Sie spürte einen altbekannten Druck in der Kehle. »Lass mich nur den Umzug der Manufaktur ins Ballinhaus hinter mir haben. Dann gehört mein Kopf ganz den Vorbereitungen, die so ein Fest verdient hat.«

»Von dem Kakao-Dinner, das du auf die Beine gestellt hast, spricht heute noch ganz Hamburg. Also lohnt es sich wohl, wenn ich dir noch etwas Zeit gebe.«

Es war heiß am letzten Tag des Monats Mai. Zwar war es am frühen Morgen noch zu ertragen, doch strahlte die Sonne schon verheißungsvoll vom blauen Himmel, die Luft stand still, wie es in Hamburg höchst selten vorkam. Keine Brise, keine Erfrischung. Der arme Per, im Auto würde es stickig sein wie in der Hölle. Friedas Begeisterung für lange Fahrten in einem Automobil hielt sich in Grenzen. Es war eine holprige und laute Angelegenheit, fand sie. Öffnete man die Fenster, um nicht zu ersticken, wurde das Rauschen und Zischen geradezu unerträglich. Sie zog die Vorhänge gleich wieder zu, was nur mäßig nützen würde.

Als sie die Stube betrat, war Selma schon da. Sie saß in einem der kleinen Sessel und gab Sarah gerade die Brust.

»Verzeihung«, sagte Frieda und sah rasch zur Seite.
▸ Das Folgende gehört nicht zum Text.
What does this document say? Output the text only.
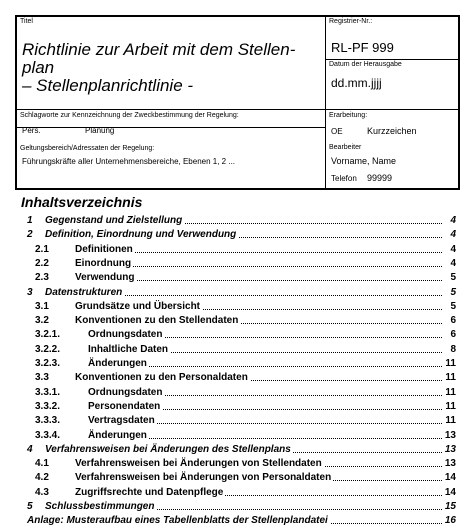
Titel
Richtlinie zur Arbeit mit dem Stellen-
plan
– Stellenplanrichtlinie -
Registrier-Nr.:
RL-PF 999
Datum der Herausgabe
dd.mm.jjjj
Schlagworte zur Kennzeichnung der Zweckbestimmung der Regelung:
Pers.	Planung
Erarbeitung:
OE	Kurzzeichen
Geltungsbereich/Adressaten der Regelung:
Führungskräfte aller Unternehmensbereiche, Ebenen 1, 2 ...
Bearbeiter
Vorname, Name
Telefon 99999
Inhaltsverzeichnis
1 Gegenstand und Zielstellung	4
2 Definition, Einordnung und Verwendung	4
2.1	Definitionen	4
2.2	Einordnung	4
2.3	Verwendung	5
3 Datenstrukturen	5
3.1	Grundsätze und Übersicht	5
3.2	Konventionen zu den Stellendaten	6
3.2.1.	Ordnungsdaten	6
3.2.2.	Inhaltliche Daten	8
3.2.3.	Änderungen	11
3.3	Konventionen zu den Personaldaten	11
3.3.1.	Ordnungsdaten	11
3.3.2.	Personendaten	11
3.3.3.	Vertragsdaten	11
3.3.4.	Änderungen	13
4 Verfahrensweisen bei Änderungen des Stellenplans	13
4.1	Verfahrensweisen bei Änderungen von Stellendaten	13
4.2	Verfahrensweisen bei Änderungen von Personaldaten	14
4.3	Zugriffsrechte und Datenpflege	14
5 Schlussbestimmungen	15
Anlage: Musteraufbau eines Tabellenblatts der Stellenplandatei	16
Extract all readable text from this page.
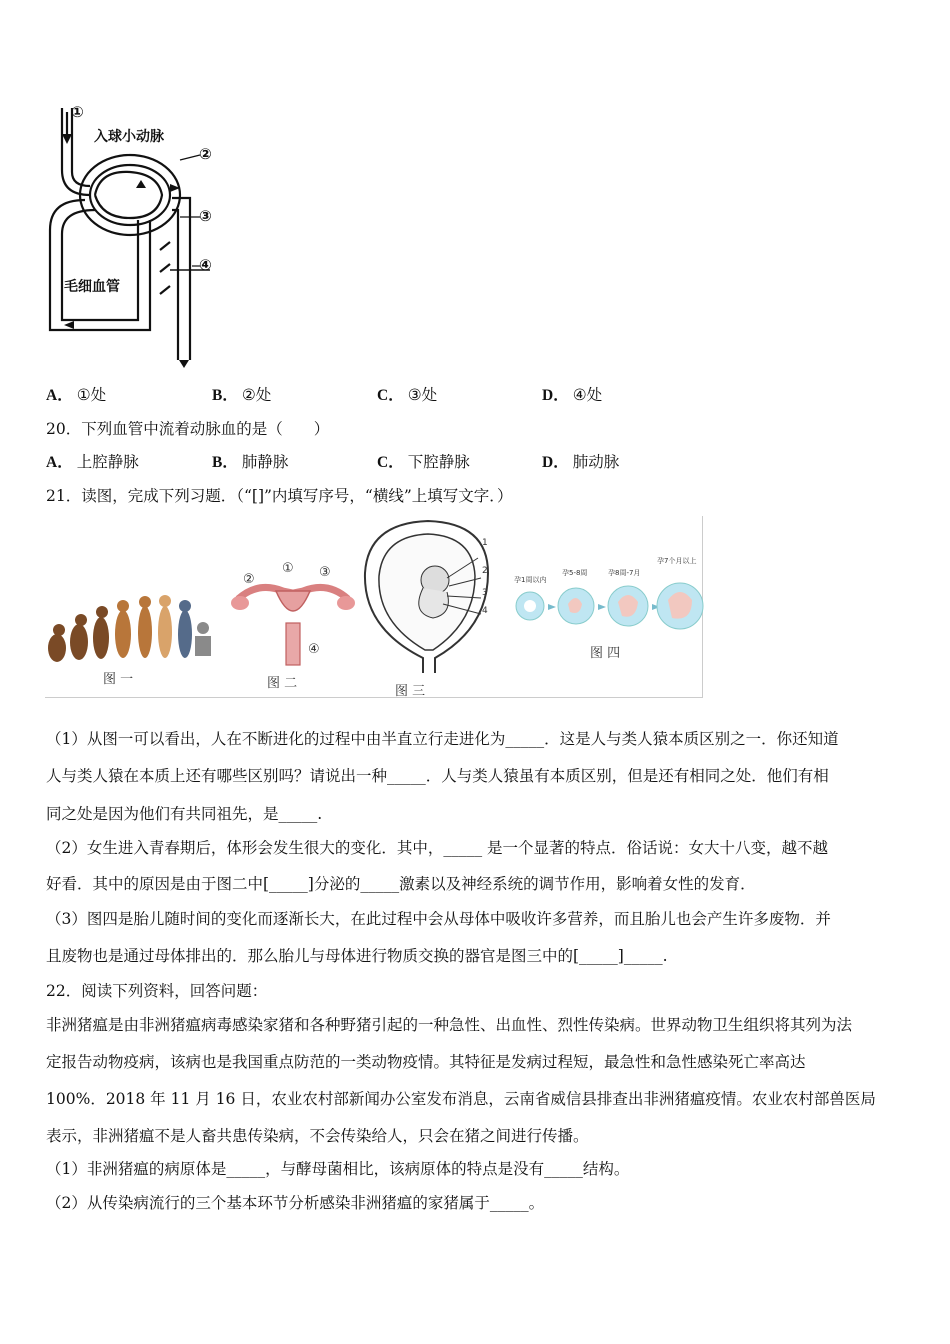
①
入球小动脉
②
③
④
毛细血管
A． ①处	B． ②处	C． ③处	D． ④处
20．下列血管中流着动脉血的是（　　）
A． 上腔静脉	B． 肺静脉	C． 下腔静脉	D． 肺动脉
21．读图，完成下列习题．（“[]”内填写序号，“横线”上填写文字．）
图 一
①
②	③
④
图 二
1
2
3
4
图 三
孕1周以内
孕5-8周	孕8周-7月
孕7个月以上
图 四
（1）从图一可以看出，人在不断进化的过程中由半直立行走进化为_____．这是人与类人猿本质区别之一．你还知道
人与类人猿在本质上还有哪些区别吗？请说出一种_____．人与类人猿虽有本质区别，但是还有相同之处．他们有相
同之处是因为他们有共同祖先，是_____.
（2）女生进入青春期后，体形会发生很大的变化．其中，_____ 是一个显著的特点．俗话说：女大十八变，越不越
好看．其中的原因是由于图二中[_____]分泌的_____激素以及神经系统的调节作用，影响着女性的发育．
（3）图四是胎儿随时间的变化而逐渐长大，在此过程中会从母体中吸收许多营养，而且胎儿也会产生许多废物．并
且废物也是通过母体排出的．那么胎儿与母体进行物质交换的器官是图三中的[_____]_____.
22．阅读下列资料，回答问题：
非洲猪瘟是由非洲猪瘟病毒感染家猪和各种野猪引起的一种急性、出血性、烈性传染病。世界动物卫生组织将其列为法
定报告动物疫病，该病也是我国重点防范的一类动物疫情。其特征是发病过程短，最急性和急性感染死亡率高达
100%．2018 年 11 月 16 日，农业农村部新闻办公室发布消息，云南省威信县排查出非洲猪瘟疫情。农业农村部兽医局
表示，非洲猪瘟不是人畜共患传染病，不会传染给人，只会在猪之间进行传播。
（1）非洲猪瘟的病原体是_____，与酵母菌相比，该病原体的特点是没有_____结构。
（2）从传染病流行的三个基本环节分析感染非洲猪瘟的家猪属于_____。
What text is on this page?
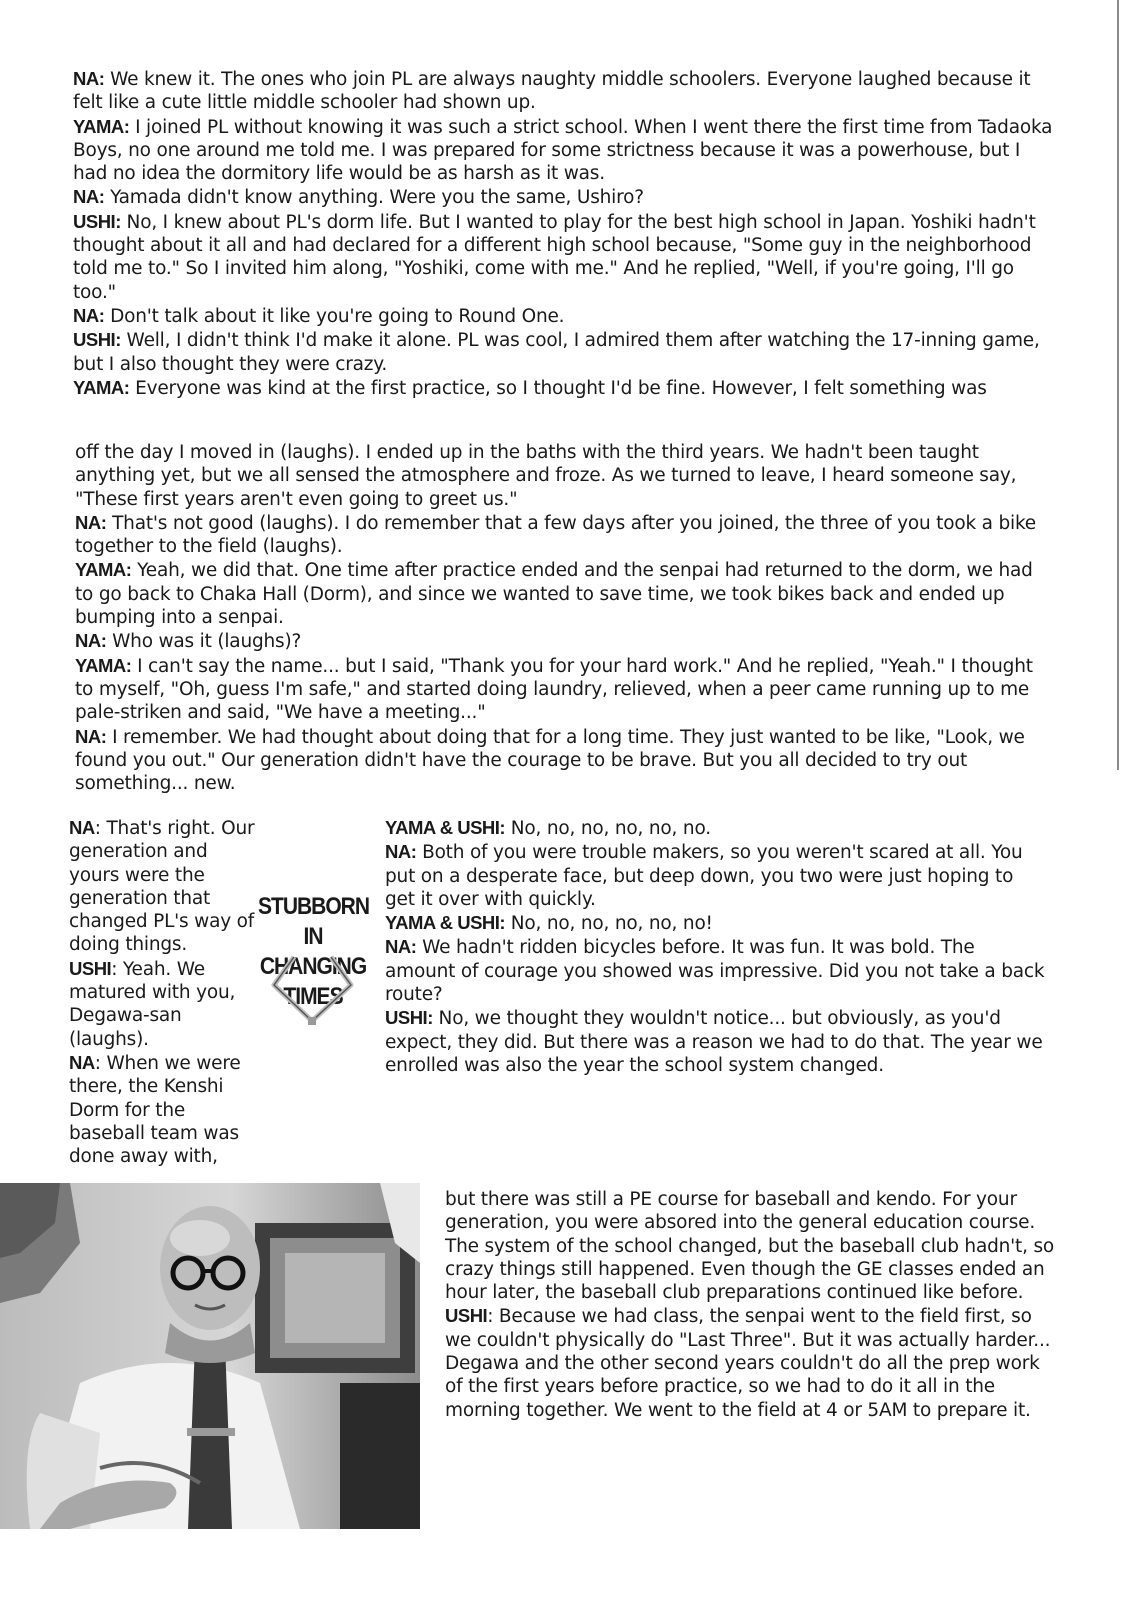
NA: We knew it. The ones who join PL are always naughty middle schoolers. Everyone laughed because it felt like a cute little middle schooler had shown up.

YAMA: I joined PL without knowing it was such a strict school. When I went there the first time from Tadaoka Boys, no one around me told me. I was prepared for some strictness because it was a powerhouse, but I had no idea the dormitory life would be as harsh as it was.

NA: Yamada didn't know anything. Were you the same, Ushiro?

USHI: No, I knew about PL's dorm life. But I wanted to play for the best high school in Japan. Yoshiki hadn't thought about it all and had declared for a different high school because, "Some guy in the neighborhood told me to." So I invited him along, "Yoshiki, come with me." And he replied, "Well, if you're going, I'll go too."

NA: Don't talk about it like you're going to Round One.

USHI: Well, I didn't think I'd make it alone. PL was cool, I admired them after watching the 17-inning game, but I also thought they were crazy.

YAMA: Everyone was kind at the first practice, so I thought I'd be fine. However, I felt something was

off the day I moved in (laughs). I ended up in the baths with the third years. We hadn't been taught anything yet, but we all sensed the atmosphere and froze. As we turned to leave, I heard someone say, "These first years aren't even going to greet us."

NA: That's not good (laughs). I do remember that a few days after you joined, the three of you took a bike together to the field (laughs).

YAMA: Yeah, we did that. One time after practice ended and the senpai had returned to the dorm, we had to go back to Chaka Hall (Dorm), and since we wanted to save time, we took bikes back and ended up bumping into a senpai.

NA: Who was it (laughs)?

YAMA: I can't say the name... but I said, "Thank you for your hard work." And he replied, "Yeah." I thought to myself, "Oh, guess I'm safe," and started doing laundry, relieved, when a peer came running up to me pale-striken and said, "We have a meeting..."

NA: I remember. We had thought about doing that for a long time. They just wanted to be like, "Look, we found you out." Our generation didn't have the courage to be brave. But you all decided to try out something... new.

NA: That's right. Our generation and yours were the generation that changed PL's way of doing things.

USHI: Yeah. We matured with you, Degawa-san (laughs).

NA: When we were there, the Kenshi Dorm for the baseball team was done away with,

STUBBORN
IN CHANGING
TIMES

YAMA & USHI: No, no, no, no, no, no.

NA: Both of you were trouble makers, so you weren't scared at all. You put on a desperate face, but deep down, you two were just hoping to get it over with quickly.

YAMA & USHI: No, no, no, no, no, no!

NA: We hadn't ridden bicycles before. It was fun. It was bold. The amount of courage you showed was impressive. Did you not take a back route?

USHI: No, we thought they wouldn't notice... but obviously, as you'd expect, they did. But there was a reason we had to do that. The year we enrolled was also the year the school system changed.

but there was still a PE course for baseball and kendo. For your generation, you were absored into the general education course. The system of the school changed, but the baseball club hadn't, so crazy things still happened. Even though the GE classes ended an hour later, the baseball club preparations continued like before.

USHI: Because we had class, the senpai went to the field first, so we couldn't physically do "Last Three". But it was actually harder... Degawa and the other second years couldn't do all the prep work of the first years before practice, so we had to do it all in the morning together. We went to the field at 4 or 5AM to prepare it.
»Ich muss mich entschuldigen«, sagte Selma sofort und machte Anstalten aufzustehen, was mit einem hungrigen Säugling auf dem Arm nicht so einfach war. »Es ist ja schließlich dein Wohnzimmer.«

»Und der kühlste Raum, den ich dir bieten kann. Also bleib nur hier. Im Speisezimmer meiner Eltern ist es zwar sicher noch angenehmer, aber dort müsstest du Sarah das Fläschchen geben, wenn du einen Ohnmachtsanfall meiner Mutter vermeiden willst.«

Selma nickte betrübt. »Wer hat ihr nur den Floh ins Ohr gesetzt, dass es etwas Besseres geben kann als die natürlichste Nahrung, die eine Mutter in sich trägt? Man hört immer wieder, dass Neugeborene, die künstlich aufgefüttert wurden, sterben. Dünne Getreidesuppen und Kuhmilch mit Fencheltee!« Sie verzog angewidert das Gesicht. »Ich will nicht schlecht über deine Mutter reden, Frieda. Ich lebe unter ihrem Dach. Aber manchmal denke ich, sie hat mir diesen Apparat zum Erwärmen der künstlichen Nahrung nur geschenkt, weil sie hofft, Sarah könne daran zugrunde gehen.«

»Aber nein, Selma, so etwas darfst du nicht sagen. Sarah ist ihr Enkelkind, ihr erstes noch dazu.« Selma war offenbar fertig und versuchte, die Knöpfe ihrer Bluse zu schließen. »Ich nehme sie dir ab.« Frieda streckte die Arme nach der Kleinen aus.

»Danke!«

»Meine Mutter ist nicht besonders klug, schrecklich altmodisch und hin und wieder ungerecht, trotzdem hat sie ein gutes Herz. Glaube mir, sie kann diesem drolligen Geschöpf ebenso wenig widerstehen wie alle anderen.« Frieda stupste Sarahs winzige Nase. »Nicht? Du verzauberst jeden. Sogar ein Stein würde schmelzen, wenn er dich sehen könnte. Du bist so niedlich!« Vorsichtig strich sie mit dem Finger über die kleine rosige Wange. Wie zart die Haut war!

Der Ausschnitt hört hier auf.